Irish parishes will need to adjust to the reality that the declining number of vocations to the priesthood here will mean more African priests taking up the mantle, Ireland’s former papal nuncio has said.
Speaking to The Irish Catholic as he prepared to leave for his new posting in Albania, Archbishop Charles Brown said that the decline of the number of priests in Ireland “which will continue to decline, even at a more rapid rate than it is now” means that it is “inevitable one part of the future of the Church in Ireland – and this is only one part and people will misunderstand me if they thought this is what I think is the only part – will be priests from other countries coming to work in Ireland, especially priests from Africa”.
Responsibility
“We already have priests from Africa coming to work in Ireland and others will come,” he said. “Large parts of Africa were evangelised by Irish missionaries and the gift of Irish missionaries to Africa will be repaid in some way by African priests coming back to Ireland.”
Archbishop Brown also said the future of the Church in Ireland will “imply a much greater responsibility for lay people”. “As the numbers of priests decline the positions that will need to be filled by lay people will increase.
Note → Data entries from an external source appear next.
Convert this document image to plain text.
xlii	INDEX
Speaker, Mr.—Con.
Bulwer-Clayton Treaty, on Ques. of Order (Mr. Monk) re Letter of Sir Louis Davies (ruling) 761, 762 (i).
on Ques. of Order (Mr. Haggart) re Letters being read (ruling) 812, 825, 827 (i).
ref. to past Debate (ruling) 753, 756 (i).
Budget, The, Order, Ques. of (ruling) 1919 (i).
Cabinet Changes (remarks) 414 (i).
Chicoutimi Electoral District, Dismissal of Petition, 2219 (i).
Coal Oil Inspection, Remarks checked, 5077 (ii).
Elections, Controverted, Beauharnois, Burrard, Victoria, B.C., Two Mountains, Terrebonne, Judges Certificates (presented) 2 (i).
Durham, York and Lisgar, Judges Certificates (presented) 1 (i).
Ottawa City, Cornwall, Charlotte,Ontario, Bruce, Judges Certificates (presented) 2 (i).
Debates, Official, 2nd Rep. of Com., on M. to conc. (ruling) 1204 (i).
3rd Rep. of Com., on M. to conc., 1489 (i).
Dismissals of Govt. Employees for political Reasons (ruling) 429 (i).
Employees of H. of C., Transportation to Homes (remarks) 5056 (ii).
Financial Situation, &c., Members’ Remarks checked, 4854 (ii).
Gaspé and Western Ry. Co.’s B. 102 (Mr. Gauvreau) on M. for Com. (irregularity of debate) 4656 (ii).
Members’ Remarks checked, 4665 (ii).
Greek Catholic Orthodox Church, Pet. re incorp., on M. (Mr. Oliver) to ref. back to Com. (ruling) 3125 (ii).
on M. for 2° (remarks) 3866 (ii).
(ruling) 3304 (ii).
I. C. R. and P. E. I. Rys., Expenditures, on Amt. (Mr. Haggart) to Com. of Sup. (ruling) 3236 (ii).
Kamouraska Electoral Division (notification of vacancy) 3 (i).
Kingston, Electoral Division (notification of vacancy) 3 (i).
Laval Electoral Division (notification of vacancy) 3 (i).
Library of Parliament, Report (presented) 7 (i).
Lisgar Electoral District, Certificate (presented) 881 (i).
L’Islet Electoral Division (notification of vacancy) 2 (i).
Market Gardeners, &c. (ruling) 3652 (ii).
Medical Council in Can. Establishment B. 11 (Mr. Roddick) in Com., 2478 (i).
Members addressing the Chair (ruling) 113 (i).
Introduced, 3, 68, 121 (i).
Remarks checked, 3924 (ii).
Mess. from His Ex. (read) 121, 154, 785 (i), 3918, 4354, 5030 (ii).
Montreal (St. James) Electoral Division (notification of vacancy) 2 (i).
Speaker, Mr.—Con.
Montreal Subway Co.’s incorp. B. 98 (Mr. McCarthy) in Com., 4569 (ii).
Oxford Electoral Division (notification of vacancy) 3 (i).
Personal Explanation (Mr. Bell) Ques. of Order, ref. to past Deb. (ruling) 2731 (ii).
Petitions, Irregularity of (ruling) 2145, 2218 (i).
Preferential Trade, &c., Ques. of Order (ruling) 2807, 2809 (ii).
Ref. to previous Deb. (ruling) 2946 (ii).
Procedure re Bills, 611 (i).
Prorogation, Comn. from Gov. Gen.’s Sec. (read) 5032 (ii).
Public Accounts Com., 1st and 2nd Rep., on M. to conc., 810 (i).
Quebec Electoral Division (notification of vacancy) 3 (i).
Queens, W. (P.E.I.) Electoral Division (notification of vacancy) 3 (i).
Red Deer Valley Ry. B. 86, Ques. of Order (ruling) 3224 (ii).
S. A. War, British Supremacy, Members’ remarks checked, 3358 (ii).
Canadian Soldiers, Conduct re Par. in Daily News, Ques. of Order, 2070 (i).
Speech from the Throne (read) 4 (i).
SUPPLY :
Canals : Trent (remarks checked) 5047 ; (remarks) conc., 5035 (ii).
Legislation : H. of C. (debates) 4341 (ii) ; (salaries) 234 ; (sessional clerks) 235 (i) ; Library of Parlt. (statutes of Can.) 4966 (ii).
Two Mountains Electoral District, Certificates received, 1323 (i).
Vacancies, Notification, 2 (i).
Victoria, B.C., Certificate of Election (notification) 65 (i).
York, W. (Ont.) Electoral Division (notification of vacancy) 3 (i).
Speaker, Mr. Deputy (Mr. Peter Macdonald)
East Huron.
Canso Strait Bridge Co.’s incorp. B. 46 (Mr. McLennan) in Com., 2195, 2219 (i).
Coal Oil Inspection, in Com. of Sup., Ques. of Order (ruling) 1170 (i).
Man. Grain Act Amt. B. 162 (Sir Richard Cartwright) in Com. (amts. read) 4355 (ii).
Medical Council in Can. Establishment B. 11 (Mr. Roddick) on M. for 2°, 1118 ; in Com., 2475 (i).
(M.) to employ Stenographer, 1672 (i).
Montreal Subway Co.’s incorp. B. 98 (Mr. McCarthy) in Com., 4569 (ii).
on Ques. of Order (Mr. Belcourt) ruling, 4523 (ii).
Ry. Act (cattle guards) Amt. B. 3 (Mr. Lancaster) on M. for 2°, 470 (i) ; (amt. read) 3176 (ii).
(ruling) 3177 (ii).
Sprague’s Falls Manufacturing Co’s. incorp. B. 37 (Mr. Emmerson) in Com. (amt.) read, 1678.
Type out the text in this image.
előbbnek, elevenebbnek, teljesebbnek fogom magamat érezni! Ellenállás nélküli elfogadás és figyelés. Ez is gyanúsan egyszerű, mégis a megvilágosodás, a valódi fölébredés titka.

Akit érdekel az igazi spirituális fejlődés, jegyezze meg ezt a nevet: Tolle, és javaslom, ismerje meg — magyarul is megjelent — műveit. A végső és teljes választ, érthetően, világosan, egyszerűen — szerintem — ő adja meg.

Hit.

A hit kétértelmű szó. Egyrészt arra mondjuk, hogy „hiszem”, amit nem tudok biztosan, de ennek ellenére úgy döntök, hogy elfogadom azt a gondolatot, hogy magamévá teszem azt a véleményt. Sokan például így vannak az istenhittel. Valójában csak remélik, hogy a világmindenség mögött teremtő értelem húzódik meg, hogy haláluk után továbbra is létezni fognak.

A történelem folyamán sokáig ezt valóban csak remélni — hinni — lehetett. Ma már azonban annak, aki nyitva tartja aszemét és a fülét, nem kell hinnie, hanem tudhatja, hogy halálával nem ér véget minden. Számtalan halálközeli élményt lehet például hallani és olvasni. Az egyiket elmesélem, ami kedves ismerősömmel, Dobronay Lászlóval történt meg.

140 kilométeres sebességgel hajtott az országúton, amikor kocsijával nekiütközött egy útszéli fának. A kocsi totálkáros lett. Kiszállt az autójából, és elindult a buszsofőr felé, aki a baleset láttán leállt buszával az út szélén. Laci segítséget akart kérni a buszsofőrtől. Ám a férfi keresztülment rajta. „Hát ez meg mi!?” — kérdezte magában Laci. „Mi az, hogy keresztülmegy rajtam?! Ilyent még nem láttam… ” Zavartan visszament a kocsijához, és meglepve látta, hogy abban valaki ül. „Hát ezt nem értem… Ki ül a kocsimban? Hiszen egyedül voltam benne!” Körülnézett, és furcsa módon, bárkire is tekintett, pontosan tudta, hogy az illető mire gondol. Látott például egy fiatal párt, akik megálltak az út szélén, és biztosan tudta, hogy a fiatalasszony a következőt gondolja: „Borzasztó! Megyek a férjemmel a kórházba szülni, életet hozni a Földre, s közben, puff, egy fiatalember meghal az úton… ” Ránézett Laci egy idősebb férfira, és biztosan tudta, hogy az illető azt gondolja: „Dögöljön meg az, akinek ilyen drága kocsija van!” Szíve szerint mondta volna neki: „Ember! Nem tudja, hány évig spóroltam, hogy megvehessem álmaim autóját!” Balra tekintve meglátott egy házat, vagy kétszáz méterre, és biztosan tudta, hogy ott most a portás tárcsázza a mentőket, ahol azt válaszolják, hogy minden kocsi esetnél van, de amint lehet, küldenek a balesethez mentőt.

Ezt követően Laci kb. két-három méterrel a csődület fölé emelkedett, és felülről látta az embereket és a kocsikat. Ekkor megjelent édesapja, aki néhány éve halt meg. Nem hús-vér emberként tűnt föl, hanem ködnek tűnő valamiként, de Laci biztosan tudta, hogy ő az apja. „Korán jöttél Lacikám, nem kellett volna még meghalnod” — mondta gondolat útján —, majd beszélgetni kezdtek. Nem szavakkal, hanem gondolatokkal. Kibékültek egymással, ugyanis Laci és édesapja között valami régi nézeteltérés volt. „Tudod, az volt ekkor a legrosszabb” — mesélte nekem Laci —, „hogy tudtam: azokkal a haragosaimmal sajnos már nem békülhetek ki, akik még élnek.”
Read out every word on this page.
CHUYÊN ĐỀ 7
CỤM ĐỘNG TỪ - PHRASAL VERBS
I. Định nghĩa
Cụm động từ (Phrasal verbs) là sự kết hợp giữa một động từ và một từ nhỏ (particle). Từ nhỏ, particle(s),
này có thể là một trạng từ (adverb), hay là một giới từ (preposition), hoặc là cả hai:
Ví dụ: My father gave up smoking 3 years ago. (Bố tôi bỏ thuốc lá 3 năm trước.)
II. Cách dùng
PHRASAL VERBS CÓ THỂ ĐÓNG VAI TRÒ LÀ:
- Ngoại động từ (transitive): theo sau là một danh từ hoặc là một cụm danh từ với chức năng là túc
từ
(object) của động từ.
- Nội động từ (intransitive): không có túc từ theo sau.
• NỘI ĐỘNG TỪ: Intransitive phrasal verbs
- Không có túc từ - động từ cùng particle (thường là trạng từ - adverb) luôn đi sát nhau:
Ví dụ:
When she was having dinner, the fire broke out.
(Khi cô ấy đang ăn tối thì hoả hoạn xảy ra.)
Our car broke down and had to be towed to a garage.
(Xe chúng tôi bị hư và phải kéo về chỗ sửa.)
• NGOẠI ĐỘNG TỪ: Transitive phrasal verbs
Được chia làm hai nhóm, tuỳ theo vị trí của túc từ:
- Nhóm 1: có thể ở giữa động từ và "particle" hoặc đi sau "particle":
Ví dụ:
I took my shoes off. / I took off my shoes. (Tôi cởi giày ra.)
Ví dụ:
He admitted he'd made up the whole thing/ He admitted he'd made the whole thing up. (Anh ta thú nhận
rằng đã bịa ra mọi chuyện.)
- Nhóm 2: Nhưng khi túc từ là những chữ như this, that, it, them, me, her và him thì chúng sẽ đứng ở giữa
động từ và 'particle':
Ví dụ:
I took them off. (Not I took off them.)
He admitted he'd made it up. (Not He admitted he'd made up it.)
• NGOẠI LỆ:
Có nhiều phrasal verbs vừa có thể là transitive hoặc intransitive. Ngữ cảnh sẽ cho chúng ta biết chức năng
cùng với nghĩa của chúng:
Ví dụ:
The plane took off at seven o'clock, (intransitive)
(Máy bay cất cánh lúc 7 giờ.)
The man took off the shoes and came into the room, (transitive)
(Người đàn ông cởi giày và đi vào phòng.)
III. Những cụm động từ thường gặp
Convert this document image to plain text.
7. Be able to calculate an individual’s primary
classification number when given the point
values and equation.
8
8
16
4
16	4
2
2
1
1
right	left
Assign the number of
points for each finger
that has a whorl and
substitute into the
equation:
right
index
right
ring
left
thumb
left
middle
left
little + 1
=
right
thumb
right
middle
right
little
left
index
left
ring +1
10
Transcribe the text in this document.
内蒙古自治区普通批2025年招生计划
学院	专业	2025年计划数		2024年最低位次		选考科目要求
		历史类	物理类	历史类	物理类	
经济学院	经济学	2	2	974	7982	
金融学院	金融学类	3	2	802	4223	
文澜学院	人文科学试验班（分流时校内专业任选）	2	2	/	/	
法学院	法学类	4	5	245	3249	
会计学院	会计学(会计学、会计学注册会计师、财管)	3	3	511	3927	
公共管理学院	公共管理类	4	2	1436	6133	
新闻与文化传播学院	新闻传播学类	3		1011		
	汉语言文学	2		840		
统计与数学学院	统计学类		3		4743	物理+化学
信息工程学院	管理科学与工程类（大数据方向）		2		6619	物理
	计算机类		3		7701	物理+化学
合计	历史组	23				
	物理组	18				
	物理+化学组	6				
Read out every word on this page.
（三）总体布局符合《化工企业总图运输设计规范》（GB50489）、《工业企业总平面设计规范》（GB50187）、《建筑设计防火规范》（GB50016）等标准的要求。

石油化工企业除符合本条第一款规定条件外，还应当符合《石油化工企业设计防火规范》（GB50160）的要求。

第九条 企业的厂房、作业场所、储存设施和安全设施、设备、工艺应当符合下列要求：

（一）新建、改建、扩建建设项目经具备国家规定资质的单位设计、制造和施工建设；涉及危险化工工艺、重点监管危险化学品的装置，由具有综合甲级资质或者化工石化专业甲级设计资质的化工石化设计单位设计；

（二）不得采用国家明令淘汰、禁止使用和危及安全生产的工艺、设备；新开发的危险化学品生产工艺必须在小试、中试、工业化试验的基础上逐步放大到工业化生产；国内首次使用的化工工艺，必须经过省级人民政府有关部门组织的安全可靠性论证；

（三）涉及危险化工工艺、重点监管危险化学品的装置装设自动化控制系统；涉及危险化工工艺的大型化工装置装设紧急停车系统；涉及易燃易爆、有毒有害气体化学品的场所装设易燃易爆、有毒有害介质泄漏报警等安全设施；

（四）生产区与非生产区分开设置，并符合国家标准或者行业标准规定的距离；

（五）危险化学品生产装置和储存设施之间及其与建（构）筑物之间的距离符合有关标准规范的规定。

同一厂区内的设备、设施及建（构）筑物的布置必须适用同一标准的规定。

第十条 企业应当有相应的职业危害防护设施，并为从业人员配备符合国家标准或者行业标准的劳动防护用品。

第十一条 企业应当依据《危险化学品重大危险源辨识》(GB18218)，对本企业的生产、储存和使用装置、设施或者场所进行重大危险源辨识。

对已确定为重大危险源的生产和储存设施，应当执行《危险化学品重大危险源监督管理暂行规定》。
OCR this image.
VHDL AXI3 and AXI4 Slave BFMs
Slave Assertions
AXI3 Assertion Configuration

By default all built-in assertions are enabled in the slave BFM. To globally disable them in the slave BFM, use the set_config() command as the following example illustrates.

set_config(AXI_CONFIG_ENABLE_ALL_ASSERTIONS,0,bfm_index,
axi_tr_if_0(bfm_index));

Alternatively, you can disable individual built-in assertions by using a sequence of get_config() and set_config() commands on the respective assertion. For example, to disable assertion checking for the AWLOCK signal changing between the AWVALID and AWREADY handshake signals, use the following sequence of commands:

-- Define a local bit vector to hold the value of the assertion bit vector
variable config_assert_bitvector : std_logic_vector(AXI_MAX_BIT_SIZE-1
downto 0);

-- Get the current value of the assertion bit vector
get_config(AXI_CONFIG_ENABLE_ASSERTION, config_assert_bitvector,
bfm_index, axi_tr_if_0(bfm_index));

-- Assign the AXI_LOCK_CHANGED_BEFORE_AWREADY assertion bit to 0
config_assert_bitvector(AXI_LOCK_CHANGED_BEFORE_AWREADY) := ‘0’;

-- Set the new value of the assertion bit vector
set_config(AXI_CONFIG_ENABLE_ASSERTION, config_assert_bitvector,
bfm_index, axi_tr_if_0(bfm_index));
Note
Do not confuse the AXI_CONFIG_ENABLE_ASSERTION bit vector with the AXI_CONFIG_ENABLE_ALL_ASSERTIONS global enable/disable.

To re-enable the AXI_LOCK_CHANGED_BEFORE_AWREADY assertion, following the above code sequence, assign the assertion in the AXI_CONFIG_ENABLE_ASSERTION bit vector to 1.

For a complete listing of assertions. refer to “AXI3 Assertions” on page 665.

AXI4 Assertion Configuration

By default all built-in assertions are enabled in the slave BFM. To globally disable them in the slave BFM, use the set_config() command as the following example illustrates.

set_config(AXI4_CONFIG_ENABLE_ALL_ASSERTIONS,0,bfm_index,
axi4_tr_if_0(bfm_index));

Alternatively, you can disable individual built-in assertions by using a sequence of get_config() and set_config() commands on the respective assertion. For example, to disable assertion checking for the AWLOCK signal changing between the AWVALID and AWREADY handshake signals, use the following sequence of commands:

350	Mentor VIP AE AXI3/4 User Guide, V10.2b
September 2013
That will give a different shape, a different image, a different face to Irish Catholicism,” he said.
However, the archbishop said he was “certain the number of vocations to the priesthood will increase in Ireland” although it will “almost certainly not in my lifetime ever reach the numbers it was in the 1950s and 1960s”.
Archbishop Brown said above all else he is convinced “that the Catholic Church has a future in Ireland, that the story of more than 15 centuries of Catholic faith in Ireland is not finished, that is continues into the future”.